Open john-science opened 3 years ago

john-science commented 3 years ago

So, last week I was working on an armi ticket, and came up with a real need to hide data inside a yamlize.object, that wouldn't be written out to the final YAML. This should have been a small tweak, but ended up being rather hard to trick yamlize to do.

The solutions we came up with were:

  1. Add an Attribute to the yamlize.object and delete it right before we .dump().
  2. Add a hidden class attribute and use Python hasattr to look for it.

So, we had a solution eventually, but we lost a lot of time on it. What would have really helped would be if Yamlize:

  1. Offered a way to make an Attribute "hidden", meaning it would never get written to a YAML.
  2. Offered a way to subclass Attribute, and have that subclass be used throughout the YAML file.

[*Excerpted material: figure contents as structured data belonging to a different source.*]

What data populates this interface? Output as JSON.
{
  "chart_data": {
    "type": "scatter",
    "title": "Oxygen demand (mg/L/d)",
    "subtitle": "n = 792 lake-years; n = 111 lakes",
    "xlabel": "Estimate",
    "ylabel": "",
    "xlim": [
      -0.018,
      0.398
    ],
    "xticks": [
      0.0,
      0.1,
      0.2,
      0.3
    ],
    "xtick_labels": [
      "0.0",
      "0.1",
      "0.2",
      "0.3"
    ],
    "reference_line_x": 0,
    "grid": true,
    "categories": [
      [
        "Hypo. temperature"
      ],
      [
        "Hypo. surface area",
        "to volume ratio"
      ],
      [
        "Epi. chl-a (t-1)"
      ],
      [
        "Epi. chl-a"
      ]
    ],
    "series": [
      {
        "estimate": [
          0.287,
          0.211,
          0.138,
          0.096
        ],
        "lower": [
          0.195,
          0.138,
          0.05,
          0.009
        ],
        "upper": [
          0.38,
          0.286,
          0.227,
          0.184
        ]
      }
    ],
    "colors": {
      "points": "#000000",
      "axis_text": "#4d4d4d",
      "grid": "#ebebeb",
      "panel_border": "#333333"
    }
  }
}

I suppose (1) above would be easier, but (2) would provide a lot more flexibility in the future.

I'd be happy to help implement a solution, if you that's amenable to you.

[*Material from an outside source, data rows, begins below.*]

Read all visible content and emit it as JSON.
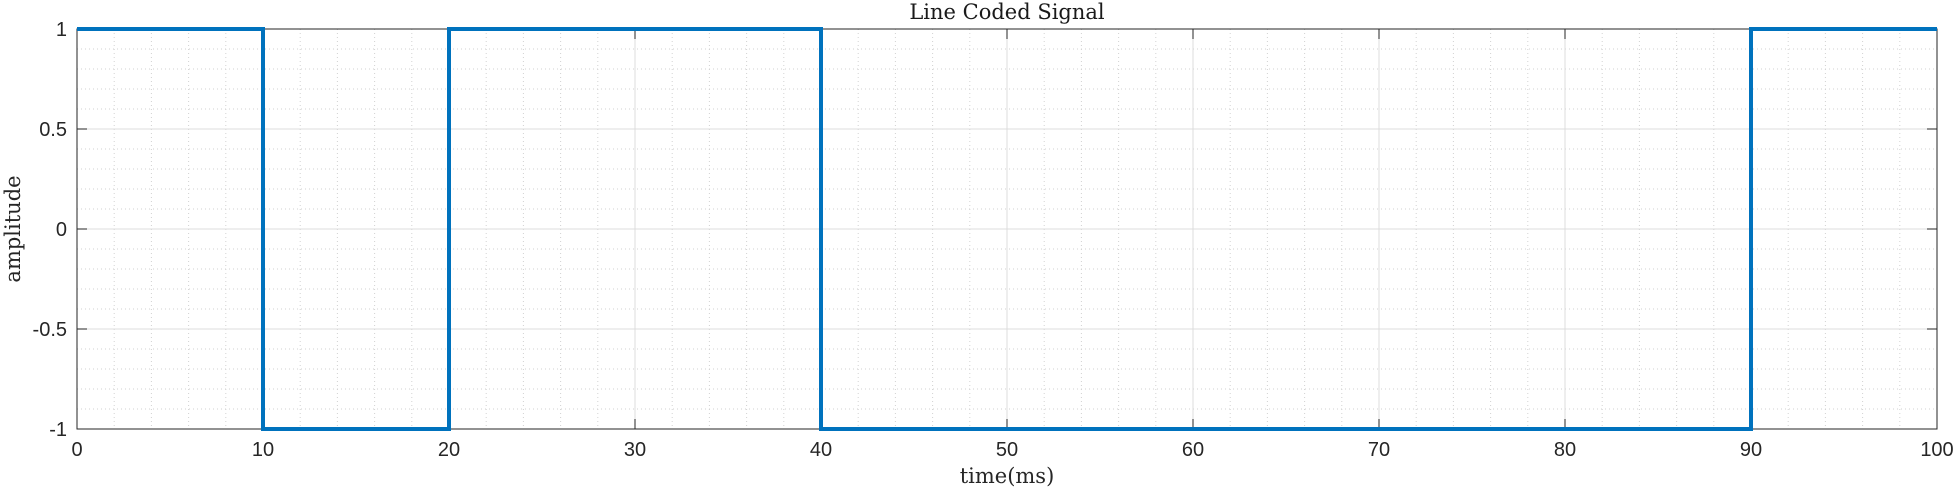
{
  "chart_data": {
    "type": "line",
    "title": "Line Coded Signal",
    "xlabel": "time(ms)",
    "ylabel": "amplitude",
    "xlim": [
      0,
      100
    ],
    "ylim": [
      -1,
      1
    ],
    "xticks": [
      0,
      10,
      20,
      30,
      40,
      50,
      60,
      70,
      80,
      90,
      100
    ],
    "yticks": [
      -1,
      -0.5,
      0,
      0.5,
      1
    ],
    "xtick_labels": [
      "0",
      "10",
      "20",
      "30",
      "40",
      "50",
      "60",
      "70",
      "80",
      "90",
      "100"
    ],
    "ytick_labels": [
      "-1",
      "-0.5",
      "0",
      "0.5",
      "1"
    ],
    "grid": true,
    "minor_grid": true,
    "step": true,
    "series": [
      {
        "color": "#0072BD",
        "x": [
          0,
          10,
          10,
          20,
          20,
          40,
          40,
          90,
          90,
          100
        ],
        "y": [
          1,
          1,
          -1,
          -1,
          1,
          1,
          -1,
          -1,
          1,
          1
        ]
      }
    ]
  }
}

SimplyKnownAsG commented 3 years ago

Oh man, that's a bummer. It's been a while, but I threw together an example that I think works...

class Animal(Object):

    name = Attribute()
    age = Attribute()

    def __init__(self, name, age):
        self.name = name
        self.age = age

# the subclass is serializable; however, it is not a direct subclass of Object, etc.
class Animal2(Animal):

    def __init__(self, name, age):
        Animal.__init__(self, name, age)
        self.lossy = 'will not be written'
SimplyKnownAsG commented 3 years ago

More importantly, this is a good feature to add. Please look into it if/when you can :-)! I believe Attribute, or at least _Attribute is inheritable. If you need help, or have questions, feel free to reach out. If you need to air grievances of the complexity involved in hacking Python system to do what yamlize does.... please refactor. There's either too many or too few layers of abstraction.